Even while new nuclear plants are being built, the existing ones suffer from severe chronic cash shortages. The Chernobyl plant cut its output to half capacity in March after having been unable to purchase nuclear fuel since July 1996.

Operators in Ukraine's nuclear plants receive their pay only sporadically. Late in March, Chernobyl plant director Sergey Parashin reported that his workers were owed wages for nearly three months. The delays mean that employees are often hungry and under psychological stress.

According to the news agency Interfax, Kostenko admitted to parliament on April 8 that safety in the nuclear plants was "unsatisfactory". Lack of money for routine preventive maintenance now means that the situation can only deteriorate.

During April, the news service RFE/RL quoted State Nuclear Committee deputy chairperson Vasyl Katko as saying that Ukraine's nuclear power plants would be unable to afford annual repairs during the coming summer because energy consumers were not paying their bills. According to Katko, the plants can undertake only 30% of necessary repair work.

Even if the disputes between Kiev and western aid-givers are eventually ironed out, acute dangers remain at Chernobyl, and ending them will pose enormous challenges.

Ukrainians reacted with alarm last September when measuring instruments inside the concrete and steel "sarcophagus" that encloses the ruined fourth reactor several times recorded a dramatic increase in neutron levels. Scientists theorised that the migration of radioactive materials inside the melted reactor fuel could result in a chain reaction and another explosion.

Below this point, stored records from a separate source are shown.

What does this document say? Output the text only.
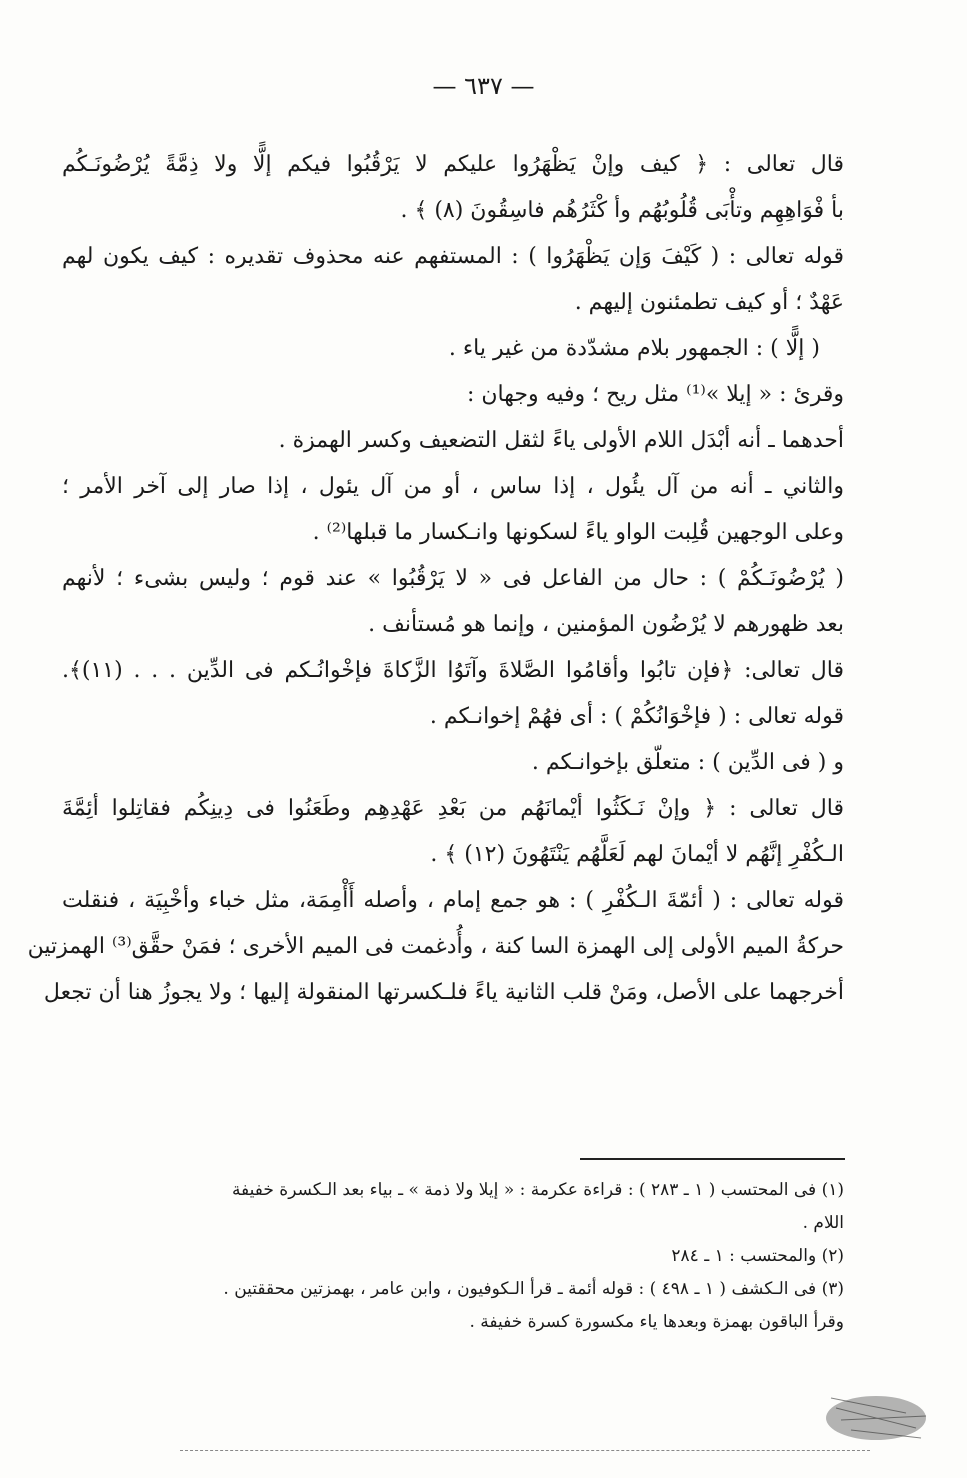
— ٦٣٧ —
قال تعالى : ﴿ كيف وإنْ يَظْهَرُوا عليكم لا يَرْقُبُوا فيكم إلًّا ولا ذِمَّةً يُرْضُونَـكُم
بأ فْوَاهِهِم وتأْبَى قُلُوبُهُم وأ كْثَرُهُم فاسِقُونَ (٨) ﴾ .
قوله تعالى : ( كَيْفَ وَإن يَظْهَرُوا ) : المستفهم عنه محذوف تقديره : كيف يكون لهم
عَهْدٌ ؛ أو كيف تطمئنون إليهم .
( إلًّا ) : الجمهور بلام مشدّدة من غير ياء .
وقرئ : « إيلا »⁽¹⁾ مثل ريح ؛ وفيه وجهان :
أحدهما ـ أنه أبْدَل اللام الأولى ياءً لثقل التضعيف وكسر الهمزة .
والثاني ـ أنه من آل يئُول ، إذا ساس ، أو من آل يئول ، إذا صار إلى آخر الأمر ؛
وعلى الوجهين قُلِبت الواو ياءً لسكونها وانـكسار ما قبلها⁽²⁾ .
( يُرْضُونَـكُمْ ) : حال من الفاعل فى « لا يَرْقُبُوا » عند قوم ؛ وليس بشىء ؛ لأنهم
بعد ظهورهم لا يُرْضُون المؤمنين ، وإنما هو مُستأنف .
قال تعالى: ﴿فإن تابُوا وأقامُوا الصَّلاةَ وآتَوُا الزَّكاةَ فإخْوانُـكم فى الدِّين . . . (١١)﴾.
قوله تعالى : ( فإخْوَانُكُمْ ) : أى فهُمْ إخوانـكم .
و ( فى الدِّين ) : متعلّق بإخوانـكم .
قال تعالى : ﴿ وإنْ نَـكَثُوا أيْمانَهُم من بَعْدِ عَهْدِهِم وطَعَنُوا فى دِينِكُم فقاتِلوا أئِمَّةَ
الـكُفْرِ إنَّهُم لا أيْمانَ لهم لَعَلَّهُم يَنْتَهُونَ (١٢) ﴾ .
قوله تعالى : ( أئمّةَ الـكُفْرِ ) : هو جمع إمام ، وأصله أَأْمِمَة، مثل خباء وأخْبِيَة ، فنقلت
حركةُ الميم الأولى إلى الهمزة السا كنة ، وأُدغمت فى الميم الأخرى ؛ فمَنْ حقَّق⁽³⁾ الهمزتين
أخرجهما على الأصل، ومَنْ قلب الثانية ياءً فلـكسرتها المنقولة إليها ؛ ولا يجوزُ هنا أن تجعل
(١) فى المحتسب ( ١ ـ ٢٨٣ ) : قراءة عكرمة : « إيلا ولا ذمة » ـ بياء بعد الـكسرة خفيفة
اللام .
(٢) والمحتسب : ١ ـ ٢٨٤
(٣) فى الـكشف ( ١ ـ ٤٩٨ ) : قوله أئمة ـ قرأ الـكوفيون ، وابن عامر ، بهمزتين محققتين .
وقرأ الباقون بهمزة وبعدها ياء مكسورة كسرة خفيفة .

Experts are now trying to work out how to remove an estimated 180 tonnes of highly radioactive material from the destroyed reactor for more secure storage.

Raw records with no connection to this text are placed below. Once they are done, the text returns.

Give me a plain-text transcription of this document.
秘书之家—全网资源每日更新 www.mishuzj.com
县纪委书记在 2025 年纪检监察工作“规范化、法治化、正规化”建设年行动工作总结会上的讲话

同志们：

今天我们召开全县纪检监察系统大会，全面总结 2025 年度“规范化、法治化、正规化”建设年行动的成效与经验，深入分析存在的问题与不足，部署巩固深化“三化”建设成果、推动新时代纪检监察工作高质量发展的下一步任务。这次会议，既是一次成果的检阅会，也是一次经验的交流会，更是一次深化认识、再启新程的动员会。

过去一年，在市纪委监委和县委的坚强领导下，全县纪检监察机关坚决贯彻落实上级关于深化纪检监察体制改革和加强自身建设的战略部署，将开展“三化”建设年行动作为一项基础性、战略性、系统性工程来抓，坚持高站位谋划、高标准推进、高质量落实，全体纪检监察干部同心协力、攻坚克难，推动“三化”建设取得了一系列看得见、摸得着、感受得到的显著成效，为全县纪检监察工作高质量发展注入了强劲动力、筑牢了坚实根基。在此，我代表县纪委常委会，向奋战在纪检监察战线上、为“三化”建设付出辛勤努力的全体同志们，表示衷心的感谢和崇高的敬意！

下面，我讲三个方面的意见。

Once this has been achieved — if it proves possible — a new sarcophagus will be built over the present structure, which has deteriorated badly and is no longer airtight. Current plans provide for this work to be completed by 2005 and to cost between US$600 and US$800 million.

For Ukraine, a country that has known nothing except deepening economic depression throughout its independent existence, the continuing costs of Chernobyl are a devastating burden.

According to deputy emergencies minister Volodymyr Potikha, western aid is covering only a fraction of what Ukraine is spending to deal with the effects of the catastrophe. Speaking to journalists on April 23, Potikha said that over the past five years his country had spent the equivalent of US$14 billion to contain and clean up the damage.

The economic costs are hardly to be measured against the cost in lives ruined or brought to an end by radiation-induced sickness. Olga Babilova, head of the Ukrainian Health Ministry's radiology department, told journalists during April that 772 children in Ukraine had developed thyroid cancer since the Chernobyl catastrophe. This is about 50 times the number that would normally be anticipated for this disease, which is very rare among children in uncontaminated regions.